The hike started with a 30-minute uphill but became flatter afterward. I breathed heavily during the initial climb, but the trek was a lot easier than Rainbow Mountain in Cusco. We reached the lake in less than an hour and a half, which my guide claimed was a record. (I didn’t believe him for a second.)
My guide and I were the only people at the lake, so we were able to fully enjoy the tranquil setting and view of the Cordillera Blanca. The only noise came from a few ducks quacking and paddling in the lake.
My guide then led me to another viewpoint of the Cordillera Blanca.
Since I didn’t have any headaches or other serious symptoms during the hike, my guide cleared me for day trips at higher altitude. I was thankful to have “passed” but was even happier to have spent a beautiful day outside with a fantastic guide.
The next day, I went on a full-day tour to Laguna Parón, which was located about three hours from Huaraz. If you’re looking for a less strenuous day trip, Laguna Parón is a great option. The most difficult part of the day was sitting in a van for more than six hours. (But, truth time: I passed out for most of the ride, so it was an excellent trip for me.)
Are the views worth the drive? You be the judge:
If you want a little exercise, you can climb to a viewpoint about 45 minutes from the shore. The climb isn’t too challenging, but you do have to be careful about where you place your feet. The lake is located more than 4,100 meters above sea level, so you might also get winded from the altitude, depending on how acclimatized you are.
If you just want to chill out at Parón, you can take a boat ride or walk on a flat path circling the lake. As I walked on the path, one of my tour mates had fun taking photos of the lake as seen from my sunglasses.
When my group visited Parón, we saw no more than five other visitors at the lake. Our guide explained that Parón isn’t promoted as heavily as other destinations around Huaraz, so you usually don’t have to battle for photos with other tour bus groups.
Laguna 69 is one of the most popular trips from Huaraz. If you want a workout, this is the lake for you. Laguna 69 is about 4,600 meters above sea level, and it takes about three hours to hike to the lake.
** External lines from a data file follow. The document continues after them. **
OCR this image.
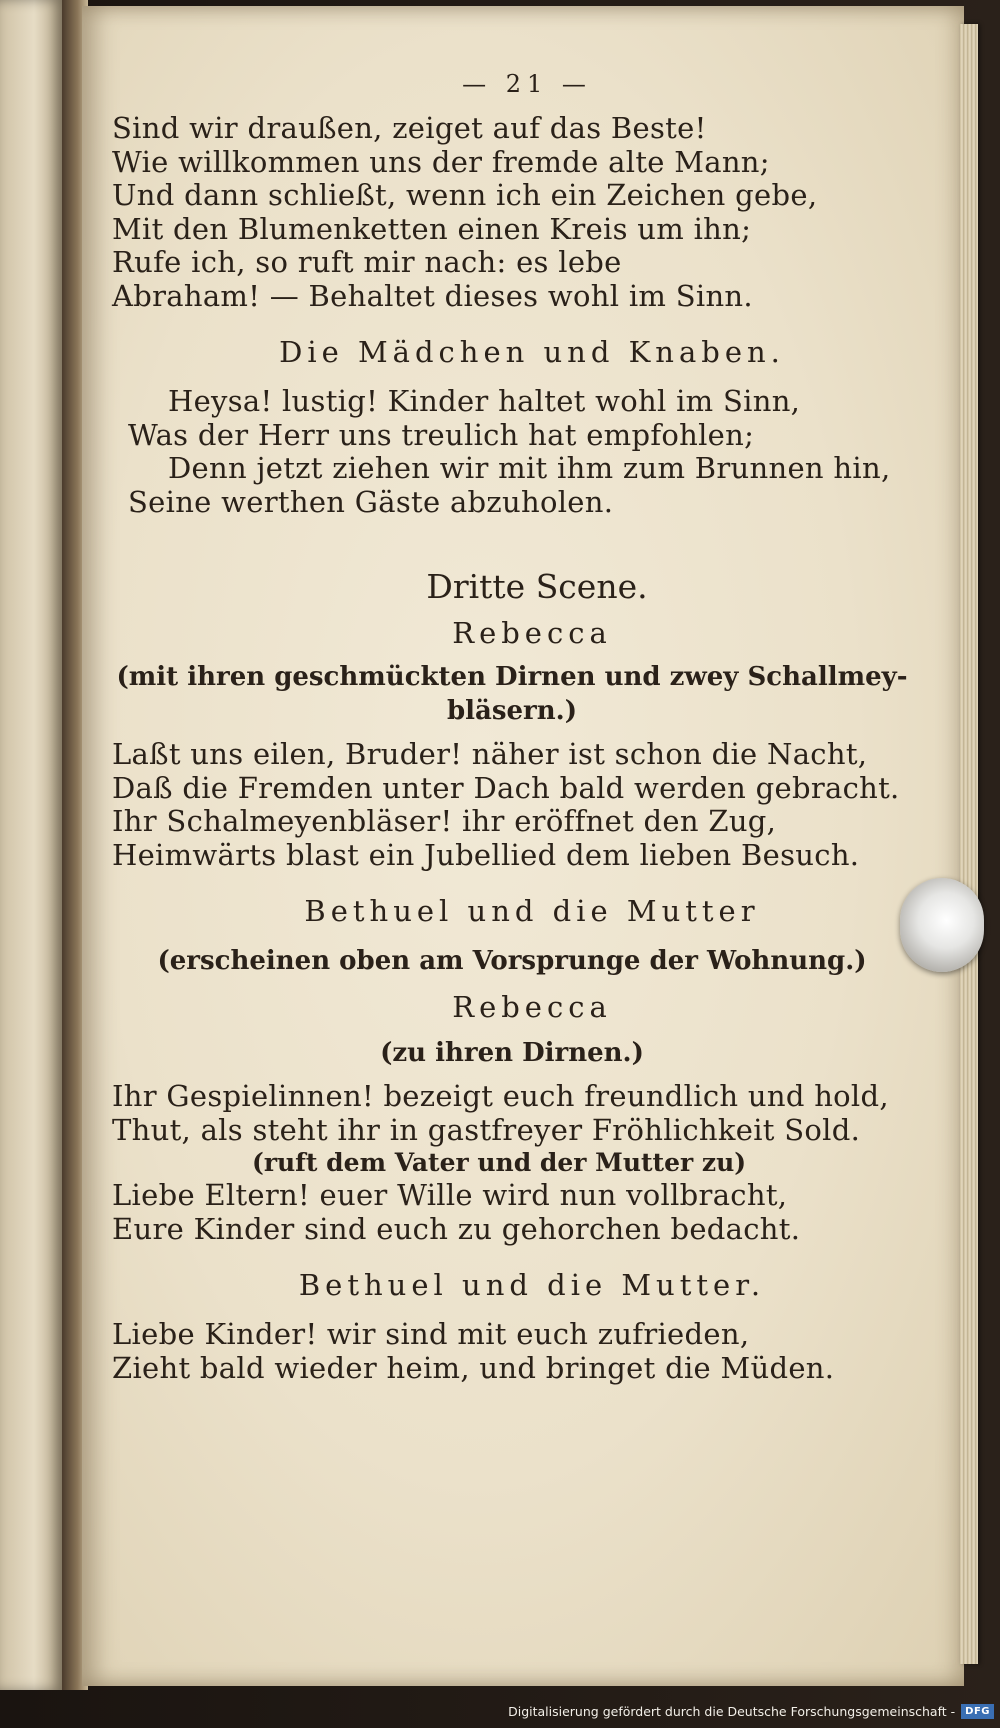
— 21 —
Sind wir draußen, zeiget auf das Beste!
Wie willkommen uns der fremde alte Mann;
Und dann schließt, wenn ich ein Zeichen gebe,
Mit den Blumenketten einen Kreis um ihn;
Rufe ich, so ruft mir nach: es lebe
Abraham! — Behaltet dieses wohl im Sinn.
Die Mädchen und Knaben.
Heysa! lustig! Kinder haltet wohl im Sinn,
Was der Herr uns treulich hat empfohlen;
Denn jetzt ziehen wir mit ihm zum Brunnen hin,
Seine werthen Gäste abzuholen.
Dritte Scene.
Rebecca
(mit ihren geschmückten Dirnen und zwey Schallmey-
bläsern.)
Laßt uns eilen, Bruder! näher ist schon die Nacht,
Daß die Fremden unter Dach bald werden gebracht.
Ihr Schalmeyenbläser! ihr eröffnet den Zug,
Heimwärts blast ein Jubellied dem lieben Besuch.
Bethuel und die Mutter
(erscheinen oben am Vorsprunge der Wohnung.)
Rebecca
(zu ihren Dirnen.)
Ihr Gespielinnen! bezeigt euch freundlich und hold,
Thut, als steht ihr in gastfreyer Fröhlichkeit Sold.
(ruft dem Vater und der Mutter zu)
Liebe Eltern! euer Wille wird nun vollbracht,
Eure Kinder sind euch zu gehorchen bedacht.
Bethuel und die Mutter.
Liebe Kinder! wir sind mit euch zufrieden,
Zieht bald wieder heim, und bringet die Müden.
Digitalisierung gefördert durch die Deutsche Forschungsgemeinschaft -	DFG
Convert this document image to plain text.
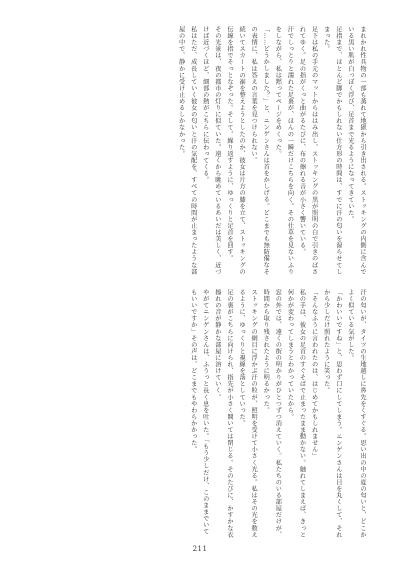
まれかれ性具物の一部も蒸れて地獄から引き出される。ストッキングの内側に含んでいる黒い肌が白っぽく浮び、足首まで光るようになってきていた。

足指まで、ほとんど脚でかもしれない仕方形の時間は、すでに汗の匂いを湿らせてしまった。

足下は私の手元のマットからははみ出し、ストッキングの黒が照明の白で引きのばされてゆく。足の指がくっと曲がるたびに、布の擦れる音が小さく響いている。

汗でしっとりと濡れた足裏が、ほんの一瞬だけこちらを向く。その仕草を見ないふりをしながら、私は黙ってページをめくった。

「……どうかしました？」と、ニンゲンさんは首をかしげる。どこまでも無防備なその表情に、私は答えの言葉を見つけられない。

続いてスカートの裾を整えようとしたのか、彼女は片方の膝を立て、ストッキングの伝線を指でそっとなぞった。そして、繰り返すように、ゆっくりと足首を回す。

その光景は、夜の都市の灯りに似ていた。遠くから眺めているあいだは美しく、近づけば近づくほど、細部の熱がこちらに伝わってくる。

私はただ、成長していく彼女の匂いと汗の気配を、すべての時間が止まったような部屋の中で、静かに受け止めるしかなかった。

汗の匂いが、タイツの生地越しに鼻先をくすぐる。思い出の中の夏の匂いと、どこかよく似ている気がした。

「かわいいですね」と、思わず口にしてしまう。ニンゲンさんは目を丸くして、それから少しだけ照れたように笑った。

「そんなふうに言われたのは、はじめてかもしれません」

私の手は、彼女の足首のすぐそばで止まったまま動かない。触れてしまえば、きっと何かが変わってしまうとわかっていたから。

窓の外では、遠くの街の明かりがひとつずつ消えていく。私たちのいる部屋だけが、時間から取り残されたように明るかった。

ストッキングの網目に浮かぶ汗の粒が、照明を受けて小さく光る。私はその光を数えるように、ゆっくりと視線を落としていった。

足の裏がこちらに向けられ、指先が小さく開いては閉じる。そのたびに、かすかな衣擦れの音が静かな部屋に溶けていく。

やがてニンゲンさんは、ふうっと長く息を吐いた。「もう少しだけ、このままでいてもいいですか」その声は、どこまでもやわらかかった。

211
The altitude can take a real toll if you aren’t acclimatized; some of my tour mates doubled over from headaches and gasped for air during the trek. (No judgment here–I could relate.)
According to my guides, here are some of the differences between Lagunas 69 and Parón:
- Parón is larger than 69.
- More visitors know about 69 than Parón, so 69 tends to be more crowded.
- Parón is all about the destination. 69 is all about the journey.
When guides kept making the point that Laguna 69 was “all about the journey,” I was like, “Uh…OK?” It sounded so new age and cheesy.
Then our group started the hike to Laguna 69. And I got it.
Magnificent scenery greets you at every step of the trail to Laguna 69. I stopped for photos every couple of minutes, taking a dozen shots of the same scene. “Wait, I need to capture this mountain at a slightly different angle!”
To add even more dramatic effect, you don’t actually see Laguna 69 until the last couple of minutes of the hike.
Laguna 69 is popular for a reason. It was unreal.
Although a couple of tour groups were at the lake, it was easy to find a secluded spot to soak in the views. Nothing beats mountain scenery.